While behavioral targeting isn’t new (websites have been dropping cookies into our computers since the 90s), a lot of Internet users still either misunderstand the technology or are completely unaware of what behavioral targeting is.
For the uninitiated, behavioral targeting, as our trusty Wiki friends put it, “refers to a range of technologies and techniques used by online website publishers and advertisers which allows them to increase the effectiveness of their campaigns by capturing data generated by website and landing page visitors.”
It is a boon for publishers and advertisers alike, because it ensures that ads are seen by the right people at the right time.
How It Works
For example, if a user’s cookies indicate that they visited ESPN.com, NBA.com, and read articles about basketball, then ad networks may infer that that person is a basketball fan and thus display ads related to the sport.
The obvious strength of behavioral targeting is that it allows advertising networks to display relevant ads. It helps advertisers get to know their audiences more, so that they can provide them with ads that matter.

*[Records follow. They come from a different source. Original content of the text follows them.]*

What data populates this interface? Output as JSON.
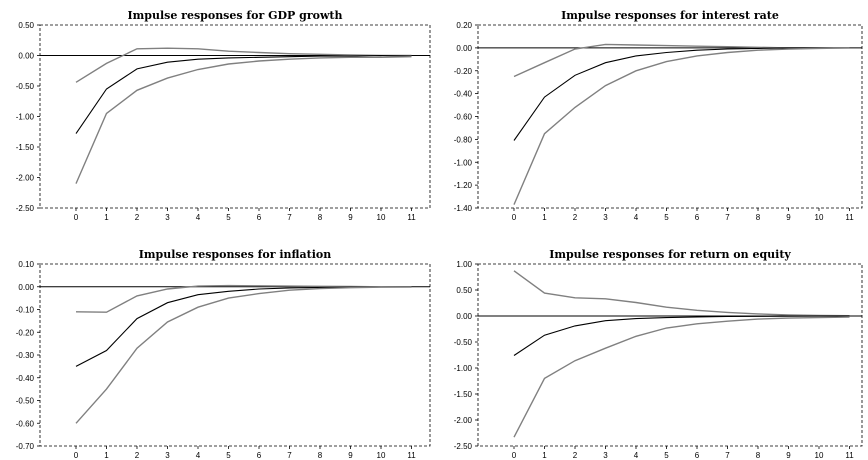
{
  "chart_data": [
    {
      "type": "line",
      "title": "Impulse responses for GDP growth",
      "x": [
        0,
        1,
        2,
        3,
        4,
        5,
        6,
        7,
        8,
        9,
        10,
        11
      ],
      "ylim": [
        -2.5,
        0.5
      ],
      "yticks": [
        "0.50",
        "0.00",
        "-0.50",
        "-1.00",
        "-1.50",
        "-2.00",
        "-2.50"
      ],
      "xticks": [
        "0",
        "1",
        "2",
        "3",
        "4",
        "5",
        "6",
        "7",
        "8",
        "9",
        "10",
        "11"
      ],
      "series": [
        {
          "color": "#808080",
          "values": [
            -0.44,
            -0.13,
            0.11,
            0.12,
            0.11,
            0.07,
            0.05,
            0.03,
            0.02,
            0.01,
            0.0,
            0.0
          ]
        },
        {
          "color": "#000000",
          "values": [
            -1.28,
            -0.55,
            -0.22,
            -0.11,
            -0.06,
            -0.04,
            -0.03,
            -0.02,
            -0.01,
            -0.01,
            0.0,
            -0.01
          ]
        },
        {
          "color": "#808080",
          "values": [
            -2.1,
            -0.95,
            -0.57,
            -0.37,
            -0.23,
            -0.14,
            -0.09,
            -0.06,
            -0.04,
            -0.03,
            -0.03,
            -0.02
          ]
        }
      ]
    },
    {
      "type": "line",
      "title": "Impulse responses for interest rate",
      "x": [
        0,
        1,
        2,
        3,
        4,
        5,
        6,
        7,
        8,
        9,
        10,
        11
      ],
      "ylim": [
        -1.4,
        0.2
      ],
      "yticks": [
        "0.20",
        "0.00",
        "-0.20",
        "-0.40",
        "-0.60",
        "-0.80",
        "-1.00",
        "-1.20",
        "-1.40"
      ],
      "xticks": [
        "0",
        "1",
        "2",
        "3",
        "4",
        "5",
        "6",
        "7",
        "8",
        "9",
        "10",
        "11"
      ],
      "series": [
        {
          "color": "#808080",
          "values": [
            -0.25,
            -0.13,
            -0.01,
            0.03,
            0.025,
            0.02,
            0.015,
            0.01,
            0.005,
            0.0,
            0.0,
            0.0
          ]
        },
        {
          "color": "#000000",
          "values": [
            -0.81,
            -0.43,
            -0.24,
            -0.13,
            -0.07,
            -0.04,
            -0.02,
            -0.01,
            -0.005,
            0.0,
            0.0,
            0.0
          ]
        },
        {
          "color": "#808080",
          "values": [
            -1.37,
            -0.75,
            -0.52,
            -0.33,
            -0.2,
            -0.12,
            -0.07,
            -0.04,
            -0.02,
            -0.01,
            -0.005,
            0.0
          ]
        }
      ]
    },
    {
      "type": "line",
      "title": "Impulse responses for inflation",
      "x": [
        0,
        1,
        2,
        3,
        4,
        5,
        6,
        7,
        8,
        9,
        10,
        11
      ],
      "ylim": [
        -0.7,
        0.1
      ],
      "yticks": [
        "0.10",
        "0.00",
        "-0.10",
        "-0.20",
        "-0.30",
        "-0.40",
        "-0.50",
        "-0.60",
        "-0.70"
      ],
      "xticks": [
        "0",
        "1",
        "2",
        "3",
        "4",
        "5",
        "6",
        "7",
        "8",
        "9",
        "10",
        "11"
      ],
      "series": [
        {
          "color": "#808080",
          "values": [
            -0.11,
            -0.112,
            -0.04,
            -0.01,
            0.003,
            0.005,
            0.004,
            0.003,
            0.002,
            0.001,
            0.0,
            0.0
          ]
        },
        {
          "color": "#000000",
          "values": [
            -0.35,
            -0.28,
            -0.14,
            -0.07,
            -0.035,
            -0.02,
            -0.01,
            -0.005,
            -0.003,
            -0.002,
            -0.001,
            0.0
          ]
        },
        {
          "color": "#808080",
          "values": [
            -0.6,
            -0.45,
            -0.27,
            -0.155,
            -0.09,
            -0.05,
            -0.03,
            -0.015,
            -0.008,
            -0.004,
            -0.002,
            -0.001
          ]
        }
      ]
    },
    {
      "type": "line",
      "title": "Impulse responses for return on equity",
      "x": [
        0,
        1,
        2,
        3,
        4,
        5,
        6,
        7,
        8,
        9,
        10,
        11
      ],
      "ylim": [
        -2.5,
        1.0
      ],
      "yticks": [
        "1.00",
        "0.50",
        "0.00",
        "-0.50",
        "-1.00",
        "-1.50",
        "-2.00",
        "-2.50"
      ],
      "xticks": [
        "0",
        "1",
        "2",
        "3",
        "4",
        "5",
        "6",
        "7",
        "8",
        "9",
        "10",
        "11"
      ],
      "series": [
        {
          "color": "#808080",
          "values": [
            0.87,
            0.44,
            0.35,
            0.33,
            0.26,
            0.17,
            0.11,
            0.07,
            0.04,
            0.02,
            0.01,
            0.005
          ]
        },
        {
          "color": "#000000",
          "values": [
            -0.76,
            -0.37,
            -0.19,
            -0.09,
            -0.05,
            -0.03,
            -0.02,
            -0.01,
            -0.005,
            -0.003,
            -0.002,
            -0.001
          ]
        },
        {
          "color": "#808080",
          "values": [
            -2.33,
            -1.2,
            -0.86,
            -0.62,
            -0.39,
            -0.23,
            -0.15,
            -0.1,
            -0.06,
            -0.04,
            -0.03,
            -0.02
          ]
        }
      ]
    }
  ]
}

On the user side, behavioral targeting helps give people a more personalized browsing experience, enabling them to find what they need much faster. Take Google, for instance. The search giant’s autocomplete feature enables it to “guess” what you’re about to search for. Simply type the first few letters of your query and Google’s search box will automatically display suggestions based on your browsing history. (Note: This only works if you’re signed in to your Google account. If you’re not logged in, the autocomplete feature will be based on other users’ search activities and the contents of indexed pages.)
Like all things in life, behavioral targeting isn’t perfect. The technology isn’t very effective when tracking the Internet activities of a shared device. Grabbing the browsing history of several people with varying interests will return a hodgepodge of data and can make it more difficult for advertising networks to serve up relevant ads.
However, this problem isn’t much of an issue now as it was a few years ago. Recent technological developments have enabled people to have their own personal laptops, tablets, and cell phones, so shared devices is not as common as before.
Is it an invasion of privacy?
Not at all. Behavioral targeting technology does not collect any personally identifiable information and ad networks don’t get any data that can uniquely identify a single person. Data on people’s Internet activities is aggregated and is used solely for ad targeting. (The same thing goes for remarketing advertising.)
In any case, if you’re still iffy about being tracked online, you can simply delete cookies from your device. Additionally, you can enable a feature in your Internet browser so that it won’t record your history or track your activities online. Be sure to check the settings in your browse to see how you can enable its private browsing option.